The move opens a viable pathway for Russian and Chinese vaccine use in one of the most severely affected countries in Europe.
On Wednesday, Prime Minister Andrej Babis appointed his fourth health minister since the onset of the COVID-19 pandemic, which had hit the Czech Republic heavily, amid growing pressure to search for vaccines from Russia and possibly China.
Petr Arenberger, Director of the Prague Vinohrady University Hospital, replaced Jan Blatny and was sworn in by President Milos Zeman.
Blatny took this job in October, just as COVID-19 infection was spiking in the Czech Republic.
The three peaks of the pandemic killed more than 27,000 people and put the country at the top of the global rankings for the number of deaths per capita, according to website Our World in Data.
Blatny’s sacking comes after Babis blamed him for his alleged lack of support for the new COVID-19 drugs and his attempt to use the trial to reopen schools.
Blatny has also strongly opposed following Central European ally Hungary in the use of Russia’s Sputnik V vaccine before European Union regulators approve it, leaving him face-to-face with the President. Zeman.
Zeman has voiced support for the use of Russian and other Chinese-developed firearms and has asked Blatny to fire.
“Each of us should try to get as much vaccine as possible,” said Zeman, taking his oath to Arenberger. “Unfortunately, your predecessor… [has] blocked this process. “
Blatny dismissed the criticism and said he only allowed the use of approved vaccines to make sure people “they are safe, tested and really effective”.
“And the same goes for drugs that fight COVID,” he said. “My decisions are always based on scientific data and analysis.”
Deployment of vaccines was slow
Babis said Sputnik V could be an option for the country due to the slow deployment of approved vaccines from the EU.
He will hold a press conference with Arenberger, who is said to have said he will not oppose the use of the Russian-made injection in a clinical trial, late on Wednesday.
The Czech Republic is one of the slowest immunization rollers in the EU and may receive the least dose mid-year after the bloc’s over-distribution.

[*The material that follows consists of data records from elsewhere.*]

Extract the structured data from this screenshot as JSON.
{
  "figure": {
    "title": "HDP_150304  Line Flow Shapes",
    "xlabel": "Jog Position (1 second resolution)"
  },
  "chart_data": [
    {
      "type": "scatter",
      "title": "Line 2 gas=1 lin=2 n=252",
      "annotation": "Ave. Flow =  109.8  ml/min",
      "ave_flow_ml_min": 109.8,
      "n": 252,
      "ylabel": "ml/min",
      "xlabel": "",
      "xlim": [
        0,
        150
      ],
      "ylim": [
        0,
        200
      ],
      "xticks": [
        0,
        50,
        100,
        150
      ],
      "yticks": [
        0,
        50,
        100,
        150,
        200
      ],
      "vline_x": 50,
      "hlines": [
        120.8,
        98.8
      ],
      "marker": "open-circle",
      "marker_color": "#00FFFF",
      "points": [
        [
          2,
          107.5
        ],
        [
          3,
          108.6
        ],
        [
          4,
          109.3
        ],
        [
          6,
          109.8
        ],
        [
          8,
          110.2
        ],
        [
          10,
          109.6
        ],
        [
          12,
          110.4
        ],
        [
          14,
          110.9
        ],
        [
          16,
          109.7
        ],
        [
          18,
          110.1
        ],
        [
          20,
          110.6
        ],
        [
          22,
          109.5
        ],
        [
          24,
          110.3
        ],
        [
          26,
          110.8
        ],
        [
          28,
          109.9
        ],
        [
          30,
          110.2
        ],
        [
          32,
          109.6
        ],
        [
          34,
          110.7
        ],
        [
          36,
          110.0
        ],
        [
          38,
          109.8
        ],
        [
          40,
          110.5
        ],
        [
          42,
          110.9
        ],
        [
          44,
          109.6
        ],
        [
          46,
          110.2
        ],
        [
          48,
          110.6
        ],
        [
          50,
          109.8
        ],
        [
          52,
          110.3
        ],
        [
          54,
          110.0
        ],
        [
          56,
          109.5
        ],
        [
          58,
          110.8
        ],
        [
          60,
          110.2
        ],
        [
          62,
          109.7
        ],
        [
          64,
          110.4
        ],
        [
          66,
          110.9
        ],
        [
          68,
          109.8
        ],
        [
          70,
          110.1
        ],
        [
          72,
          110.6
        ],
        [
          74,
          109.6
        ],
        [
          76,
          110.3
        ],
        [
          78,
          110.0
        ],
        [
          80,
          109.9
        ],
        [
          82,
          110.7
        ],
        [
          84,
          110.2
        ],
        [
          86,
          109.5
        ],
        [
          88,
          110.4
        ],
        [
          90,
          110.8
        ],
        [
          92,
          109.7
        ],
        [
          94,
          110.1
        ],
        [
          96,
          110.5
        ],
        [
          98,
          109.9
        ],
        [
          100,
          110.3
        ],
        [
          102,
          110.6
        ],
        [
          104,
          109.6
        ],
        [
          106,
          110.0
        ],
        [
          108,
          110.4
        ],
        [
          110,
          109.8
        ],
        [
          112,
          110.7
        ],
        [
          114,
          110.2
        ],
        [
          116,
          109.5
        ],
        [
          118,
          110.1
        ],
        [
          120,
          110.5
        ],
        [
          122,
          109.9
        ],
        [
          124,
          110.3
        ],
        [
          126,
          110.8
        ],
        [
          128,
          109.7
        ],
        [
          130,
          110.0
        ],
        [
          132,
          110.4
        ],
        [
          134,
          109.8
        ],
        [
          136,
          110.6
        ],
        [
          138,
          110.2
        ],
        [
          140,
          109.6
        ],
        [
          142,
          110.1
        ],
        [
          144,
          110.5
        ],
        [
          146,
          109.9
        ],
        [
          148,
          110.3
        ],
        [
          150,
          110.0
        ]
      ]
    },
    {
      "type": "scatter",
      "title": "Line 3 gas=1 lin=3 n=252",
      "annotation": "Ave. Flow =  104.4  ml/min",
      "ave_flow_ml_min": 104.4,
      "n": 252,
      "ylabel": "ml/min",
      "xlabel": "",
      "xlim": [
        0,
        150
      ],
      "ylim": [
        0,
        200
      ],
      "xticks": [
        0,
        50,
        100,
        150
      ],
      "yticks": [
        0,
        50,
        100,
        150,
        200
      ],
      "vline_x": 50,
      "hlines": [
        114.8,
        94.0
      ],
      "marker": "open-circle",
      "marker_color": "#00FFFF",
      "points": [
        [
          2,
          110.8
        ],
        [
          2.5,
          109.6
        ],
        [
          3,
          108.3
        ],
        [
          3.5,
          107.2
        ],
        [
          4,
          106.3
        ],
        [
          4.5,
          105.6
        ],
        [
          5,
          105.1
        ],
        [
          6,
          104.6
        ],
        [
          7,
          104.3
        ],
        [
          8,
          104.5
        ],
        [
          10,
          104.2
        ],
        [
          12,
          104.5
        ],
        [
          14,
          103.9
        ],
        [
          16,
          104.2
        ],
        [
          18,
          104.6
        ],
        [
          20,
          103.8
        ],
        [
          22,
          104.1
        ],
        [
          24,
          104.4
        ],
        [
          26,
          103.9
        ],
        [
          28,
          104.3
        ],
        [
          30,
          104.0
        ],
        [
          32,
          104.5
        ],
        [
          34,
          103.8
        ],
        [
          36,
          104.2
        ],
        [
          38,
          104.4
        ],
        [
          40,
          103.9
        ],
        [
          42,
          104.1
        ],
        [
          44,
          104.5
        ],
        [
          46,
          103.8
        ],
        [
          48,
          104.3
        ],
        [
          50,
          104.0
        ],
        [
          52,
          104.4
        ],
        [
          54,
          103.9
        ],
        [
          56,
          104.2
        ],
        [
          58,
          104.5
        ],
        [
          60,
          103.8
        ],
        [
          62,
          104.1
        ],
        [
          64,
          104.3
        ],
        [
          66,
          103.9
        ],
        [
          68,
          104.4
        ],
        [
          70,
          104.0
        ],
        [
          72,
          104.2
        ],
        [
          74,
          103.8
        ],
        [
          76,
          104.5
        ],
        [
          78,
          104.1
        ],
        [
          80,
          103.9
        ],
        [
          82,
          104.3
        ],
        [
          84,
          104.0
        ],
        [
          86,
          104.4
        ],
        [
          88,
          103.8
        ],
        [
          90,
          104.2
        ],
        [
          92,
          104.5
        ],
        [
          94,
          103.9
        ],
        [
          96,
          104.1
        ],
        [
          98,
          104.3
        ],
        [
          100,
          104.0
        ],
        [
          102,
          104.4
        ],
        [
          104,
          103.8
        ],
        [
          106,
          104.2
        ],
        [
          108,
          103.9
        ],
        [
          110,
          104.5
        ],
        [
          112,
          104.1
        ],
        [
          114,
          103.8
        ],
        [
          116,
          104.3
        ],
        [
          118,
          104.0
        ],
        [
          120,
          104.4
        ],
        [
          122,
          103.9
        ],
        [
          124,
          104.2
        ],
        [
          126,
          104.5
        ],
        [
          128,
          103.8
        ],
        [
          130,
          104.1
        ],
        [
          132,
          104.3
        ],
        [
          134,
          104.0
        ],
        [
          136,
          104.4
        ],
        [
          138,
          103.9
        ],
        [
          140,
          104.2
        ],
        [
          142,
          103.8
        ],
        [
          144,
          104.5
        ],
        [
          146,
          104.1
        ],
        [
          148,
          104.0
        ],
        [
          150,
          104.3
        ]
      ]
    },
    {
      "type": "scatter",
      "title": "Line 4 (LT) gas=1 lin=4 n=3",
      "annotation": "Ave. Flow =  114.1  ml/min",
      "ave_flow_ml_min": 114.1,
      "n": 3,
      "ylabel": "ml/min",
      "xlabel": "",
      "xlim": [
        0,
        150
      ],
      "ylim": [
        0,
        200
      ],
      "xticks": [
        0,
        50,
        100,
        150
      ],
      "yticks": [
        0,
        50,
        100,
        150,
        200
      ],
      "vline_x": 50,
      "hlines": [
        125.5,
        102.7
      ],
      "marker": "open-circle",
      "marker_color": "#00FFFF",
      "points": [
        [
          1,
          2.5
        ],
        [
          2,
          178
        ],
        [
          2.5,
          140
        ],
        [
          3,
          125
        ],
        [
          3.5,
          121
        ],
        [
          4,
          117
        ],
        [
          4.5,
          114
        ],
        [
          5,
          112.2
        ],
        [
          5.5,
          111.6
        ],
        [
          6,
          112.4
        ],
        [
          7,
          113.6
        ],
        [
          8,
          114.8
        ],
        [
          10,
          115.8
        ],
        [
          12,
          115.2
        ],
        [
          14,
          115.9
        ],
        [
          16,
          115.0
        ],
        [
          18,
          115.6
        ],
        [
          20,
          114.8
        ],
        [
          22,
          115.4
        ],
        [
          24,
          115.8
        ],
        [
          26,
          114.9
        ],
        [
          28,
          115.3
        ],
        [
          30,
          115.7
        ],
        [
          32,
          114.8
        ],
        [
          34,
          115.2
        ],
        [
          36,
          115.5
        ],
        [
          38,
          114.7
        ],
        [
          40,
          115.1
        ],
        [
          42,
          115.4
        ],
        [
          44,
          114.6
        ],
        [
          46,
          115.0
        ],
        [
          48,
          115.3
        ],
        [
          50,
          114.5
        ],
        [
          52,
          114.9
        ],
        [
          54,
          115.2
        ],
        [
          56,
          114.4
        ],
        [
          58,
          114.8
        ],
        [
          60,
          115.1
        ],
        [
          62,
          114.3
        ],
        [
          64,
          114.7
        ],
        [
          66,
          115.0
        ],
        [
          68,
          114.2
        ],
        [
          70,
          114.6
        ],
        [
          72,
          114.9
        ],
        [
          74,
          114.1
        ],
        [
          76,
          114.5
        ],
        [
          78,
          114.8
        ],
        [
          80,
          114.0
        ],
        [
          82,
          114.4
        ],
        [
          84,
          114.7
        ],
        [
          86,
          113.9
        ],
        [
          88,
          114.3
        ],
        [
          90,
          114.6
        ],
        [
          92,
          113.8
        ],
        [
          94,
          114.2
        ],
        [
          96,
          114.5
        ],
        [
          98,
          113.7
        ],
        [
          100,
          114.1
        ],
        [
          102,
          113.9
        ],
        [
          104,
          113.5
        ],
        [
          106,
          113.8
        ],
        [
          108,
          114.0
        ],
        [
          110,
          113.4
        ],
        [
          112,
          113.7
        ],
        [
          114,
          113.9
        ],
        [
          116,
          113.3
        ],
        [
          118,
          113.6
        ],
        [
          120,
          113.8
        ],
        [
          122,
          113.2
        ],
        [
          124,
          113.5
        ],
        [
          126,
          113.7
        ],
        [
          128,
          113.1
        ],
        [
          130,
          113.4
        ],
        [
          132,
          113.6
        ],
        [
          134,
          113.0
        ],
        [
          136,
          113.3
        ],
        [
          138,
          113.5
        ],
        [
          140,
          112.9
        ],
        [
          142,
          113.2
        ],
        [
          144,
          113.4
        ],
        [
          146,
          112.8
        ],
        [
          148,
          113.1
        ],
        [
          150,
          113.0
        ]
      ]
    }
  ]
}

Arenberger took over as the government loosened some restrictions on shutoffs since the cases had eased recently and tensions on hospitals have eased.
From Monday, some schools will reopen and free travel across the country, which has been banned since March 1, will be allowed.
Blatny, an expert in pediatric hematology, was deputy director of the University Hospital in the Czech city of Brno before he became minister of health on October 29.
He replaces the epidemiologist Roman Prymula, who was fired after being photographed when he visited a restaurant that should have closed as part of a lockdown.